3. System V IPC has three components -- message queues, semaphores, and shared memory segments. So ... if you've found a System V IPC library, you've found a shared memory library.

Regards,

Bill

···

From: "M. Edward (Ed) Borasky" <znmeb@cesmail.net>

Francis Cianfrocca wrote:

What no one has yet asked you is: what kind of data do you have to pass
between this fork-parent and child, and by what protocol?

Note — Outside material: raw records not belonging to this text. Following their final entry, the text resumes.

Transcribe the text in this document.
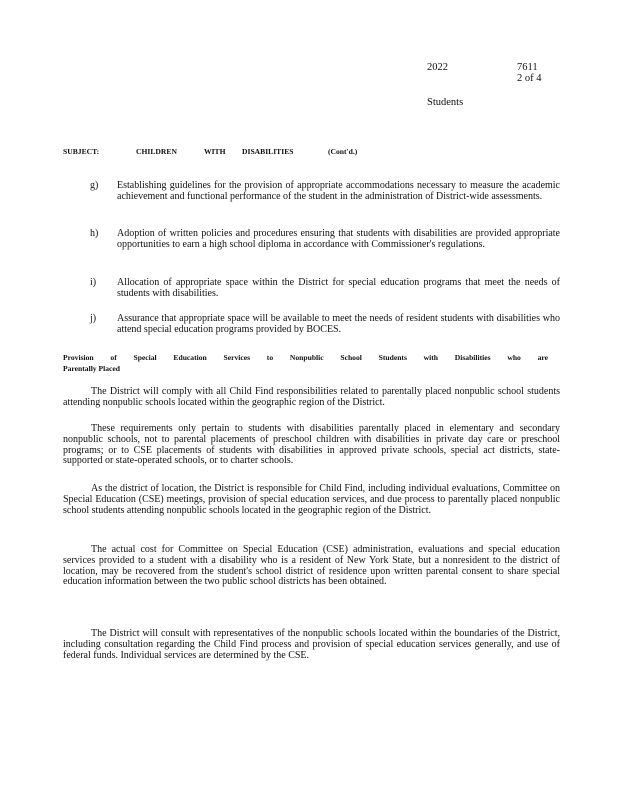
2022	7611
2 of 4
Students
SUBJECT:	CHILDREN	WITH DISABILITIES	(Cont'd.)
g) Establishing guidelines for the provision of appropriate accommodations necessary to measure the academic achievement and functional performance of the student in the administration of District-wide assessments.
h) Adoption of written policies and procedures ensuring that students with disabilities are provided appropriate opportunities to earn a high school diploma in accordance with Commissioner's regulations.
i) Allocation of appropriate space within the District for special education programs that meet the needs of students with disabilities.
j) Assurance that appropriate space will be available to meet the needs of resident students with disabilities who attend special education programs provided by BOCES.
Provision of Special Education Services to Nonpublic School Students with Disabilities who are
Parentally Placed
The District will comply with all Child Find responsibilities related to parentally placed nonpublic school students attending nonpublic schools located within the geographic region of the District.
These requirements only pertain to students with disabilities parentally placed in elementary and secondary nonpublic schools, not to parental placements of preschool children with disabilities in private day care or preschool programs; or to CSE placements of students with disabilities in approved private schools, special act districts, state-supported or state-operated schools, or to charter schools.
As the district of location, the District is responsible for Child Find, including individual evaluations, Committee on Special Education (CSE) meetings, provision of special education services, and due process to parentally placed nonpublic school students attending nonpublic schools located in the geographic region of the District.
The actual cost for Committee on Special Education (CSE) administration, evaluations and special education services provided to a student with a disability who is a resident of New York State, but a nonresident to the district of location, may be recovered from the student's school district of residence upon written parental consent to share special education information between the two public school districts has been obtained.
The District will consult with representatives of the nonpublic schools located within the boundaries of the District, including consultation regarding the Child Find process and provision of special education services generally, and use of federal funds. Individual services are determined by the CSE.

Are they simple commands and responses (as in HTTP)? Is there a
state-machine (as in SMTP)? Or is the data-transfer full-duplex without a
protocol?

Keeping in mind that this project is mainly intended as a learning experience, my specific idea is a http server architecture with generalist and specialist worker processes. The dispatcher would partition requests to generalists (as in HTTP) who in turn might dispatch to specialists (as in SMTP) for particular sub-tasks.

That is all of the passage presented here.